Iksahra spat on the ground, eyes ablaze. ‘The slaves fled to Damascus and left them untended. They should die for such a thing.’
‘They are slaves,’ Pantera said. ‘It is not given them to act without orders. They are often flayed for exactly that. We haven’t time-’
‘I know. But we are two against nine. But even two such as we will better prevail if we have-’
‘Three,’ said a clear voice behind. ‘With me, we are three. Or seven, if you prefer.’
Pantera turned, slowly. Kleopatra was wildly bruised; a long welt across her left cheek half closed her eye and promised spectacular colours later. Her forearms had cuts along their lengths, one of them ragged, of the sort that responded better to clean air than to a dressing. None of it detracted from the light in her eyes.

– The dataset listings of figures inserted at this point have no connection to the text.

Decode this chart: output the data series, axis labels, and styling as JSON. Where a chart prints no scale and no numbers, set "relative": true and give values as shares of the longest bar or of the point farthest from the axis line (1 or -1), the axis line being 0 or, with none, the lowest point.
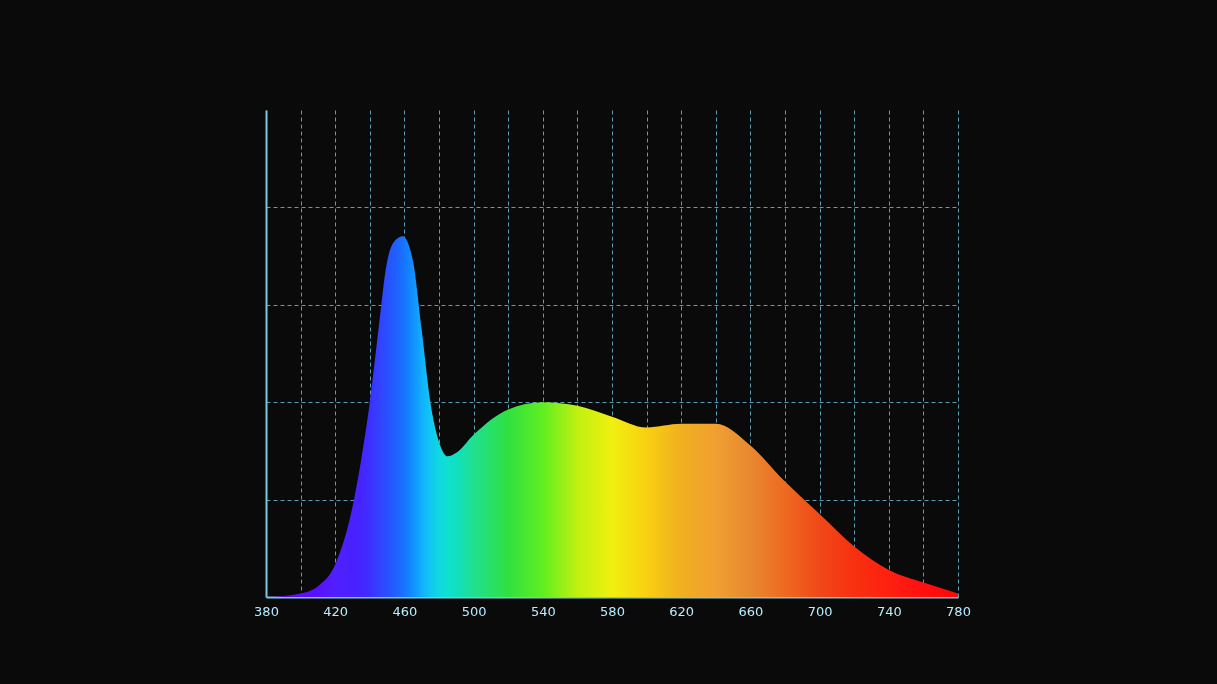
{
  "chart_data": {
    "type": "area",
    "relative": true,
    "grid": true,
    "x": [
      380,
      400,
      410,
      420,
      430,
      435,
      440,
      445,
      450,
      455,
      459,
      465,
      470,
      475,
      480,
      485,
      490,
      500,
      520,
      540,
      560,
      580,
      600,
      620,
      640,
      660,
      680,
      700,
      720,
      740,
      760,
      780
    ],
    "series": [
      {
        "values": [
          0,
          0.01,
          0.03,
          0.09,
          0.25,
          0.38,
          0.54,
          0.74,
          0.93,
          0.99,
          1,
          0.93,
          0.74,
          0.54,
          0.43,
          0.39,
          0.4,
          0.45,
          0.52,
          0.54,
          0.53,
          0.5,
          0.47,
          0.48,
          0.48,
          0.42,
          0.32,
          0.23,
          0.14,
          0.075,
          0.04,
          0.01
        ],
        "colors": [
          "#5a00d0",
          "#5a10ff",
          "#5a10ff",
          "#5020ff",
          "#4a20ff",
          "#4525ff",
          "#3c30ff",
          "#3540ff",
          "#2850ff",
          "#2060ff",
          "#1870ff",
          "#1090ff",
          "#10b0ff",
          "#10c8f0",
          "#10d8e0",
          "#10e0d0",
          "#10e0c0",
          "#20e090",
          "#30e040",
          "#60ee20",
          "#c0f010",
          "#f0f010",
          "#f8d010",
          "#f0b020",
          "#f0a030",
          "#e88830",
          "#ee6a20",
          "#f04818",
          "#f83010",
          "#ff2010",
          "#ff1010",
          "#ff0808"
        ]
      }
    ],
    "xlim": [
      380,
      780
    ],
    "xticks": [
      380,
      {
        "value": 400,
        "label": null
      },
      420,
      {
        "value": 440,
        "label": null
      },
      460,
      {
        "value": 480,
        "label": null
      },
      500,
      {
        "value": 520,
        "label": null
      },
      540,
      {
        "value": 560,
        "label": null
      },
      580,
      {
        "value": 600,
        "label": null
      },
      620,
      {
        "value": 640,
        "label": null
      },
      660,
      {
        "value": 680,
        "label": null
      },
      700,
      {
        "value": 720,
        "label": null
      },
      740,
      {
        "value": 760,
        "label": null
      },
      780
    ]
  }
}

Pride shone from her, and a new determination. ‘I’m coming with you to get Hypatia. You need me. I know the fastest way through the palace to the cellars where she’s held. And Mergus is on his way — is here.’ A shuffle of sandals and he was there, with three others. Kleopatra said, ‘He can’t go back: the Hebrews don’t know him well enough to remember he’s friend not foe and they’re winning now. He’ll be cut down simply for looking Roman.’
Mergus was breathing hard, but not greatly hurt, nor the three men with him. He saluted across the heads of the others, a gesture that promised stories later, when time allowed. He moved to the two women and there was a joining between them, as of men who have fought together in battle, who have saved each other’s lives and know the most precious of bonds, closer than many lovers. And now Kleopatra and Iksahra were a part of it.
Pantera bowed to them, for the brightness of their greeting. ‘Lead then,’ he said, and so it was that five men, two women and a cat walked down the slaves’ corridor to its end.
‘Left here,’ said Kleopatra as they poured out through the door, ‘and then left again at the junction at the end. There are stairs fifty paces further on. A guard will be at their head.’
Iksahra said, ‘Let me do this. Mergus, if you and the others could appear to form an honour guard? Let him see you as we round the corner, but don’t come closer unless I fail.’
As if ordered by an officer, the men fell into line behind Iksahra. She flicked her fingers to keep the cheetah close, and then they were at the junction in the corridor and there was no time to ask what she planned, only to watch as she stalked away, black and white, with her beast flowing gold at her side.
The guard saw the men first. His head went up, and he smiled, and was still smiling when his gaze fell on the cheetah and the woman and his confusion then, of why she should have been thus honoured, slowed his blade.
In perfect Latin, Iksahra said, ‘I am the ghul that assaulted the gate guards,’ and it seemed to Pantera that the guard had died of fright before the cheetah had ripped the life from his throat.
He died in a flurry of muffled beast noises, and not one single human sound. The smell of blood rinsed the corridor and Pantera found that, this once, he was not immune to such a thing, and that he was not alone; Mergus and Kleopatra were both paler than they had been.
Iksahra stepped round the mess. ‘We go down the steps behind this door,’ she said. ‘I believe there is a corridor to a similar door, and another set of steps and then a long corridor that winds the length of the palace and brings us to the head of the stairs where Hypatia is being kept. Am I right?’
Kleopatra brought herself past the carnage. ‘There will be a guard at each of the doors,’ she said. ‘We should have questioned this one before he died, to find if Saulos has already gone through.’
‘He has. And he knew we were coming,’ Pantera said. ‘The guard had his sword newly out.’ The others turned to stare at him. He shrugged. ‘The oil of the sheath still shone on the whetted edge. It dulls very quickly. Seneca taught me.’